Film Criticism and Analysis
This movie has had a hard road to follow. It needed to be accessible to an audience that knew nothing about the game it came from, while still being faithful to that game and not alienating its core fan base. The main alterations of a mother searching for her daughter, and the sky being ash due to underground, continual fires rather than unexplained snow, served the function of not needing further explanation for new audiences while not being out of the question changes for most of the fan base. It did seem to work, giving an explanation for the weather change and search for a lost child without too much backstory. More people complained about the ash change than the gender switch. Overall the story contained just enough iconic images to satisfy the many of the fans. It also contained some very powerfully shown and shared human issues. Prejudice, abuse, social and religious persecution and most notably, revenge, are all starkly portrayed, along with the idea that we will all eventually live in the hell we personally create due to how we deal with each other.

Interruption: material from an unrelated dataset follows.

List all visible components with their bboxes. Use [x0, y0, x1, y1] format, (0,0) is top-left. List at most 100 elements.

However it ultimately failed in trying to bring new fans into the storyline without alienating the old. Instead it created a monster of a plot with little explanation for most changes, leaving gaps between what former fans understood and what was explained in the movie. This created a huge gap of understanding between movie fans and game fans, one that was difficult to explain and instead created more confusion. It doesn't help that a huge part of the backstory of the game was revealed in tiny little details that would only begin to make sense after a lot of exploration, something you have time to do in detail in a game setting but can be difficult to recreate in a movie. Instead of drugs from a local flower, there was a coal mine. Instead of a religious fanatic of a mother who is trying to evoke god from her daughter, you have a religious fanatic leader scared of a little girl who she believes is a demon. Instead of creating a story that is more easy to follow, we have a story that is nearly crippled under unexplained changes.

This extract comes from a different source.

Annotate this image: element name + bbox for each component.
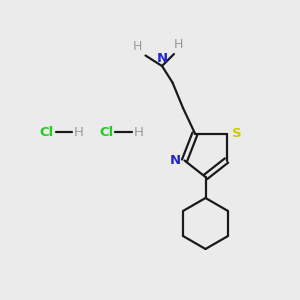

This was a brilliant movie in style, music and message. It is too bad it had so much to go on as under other circumstances this probably would have made the top of the list in horror movies. However it never quite made its way from the source material. In this case the source was more of a rock around the director’s neck than it was a solid foundation for the director to build from. The references to the game, rather than tie the movie back to the source and serve as a nod to the fans, instead seemed to weigh the movie back down to its foundations. One could argue that Roger Avary would have been better served to have used the story as a foundation, and found his own portion of the story to discuss out of the original. Instead his changes from the original storyline, while still attempting to remain faithful to the essence of the Silent Hill gameplay, backfired in that it alienated the fans of the game while still forming a story that was somewhat confusing to newcomers. I still loved this movie, and I would recommend it to fans of the horror genre. Just leave your understanding of Silent Hill at home.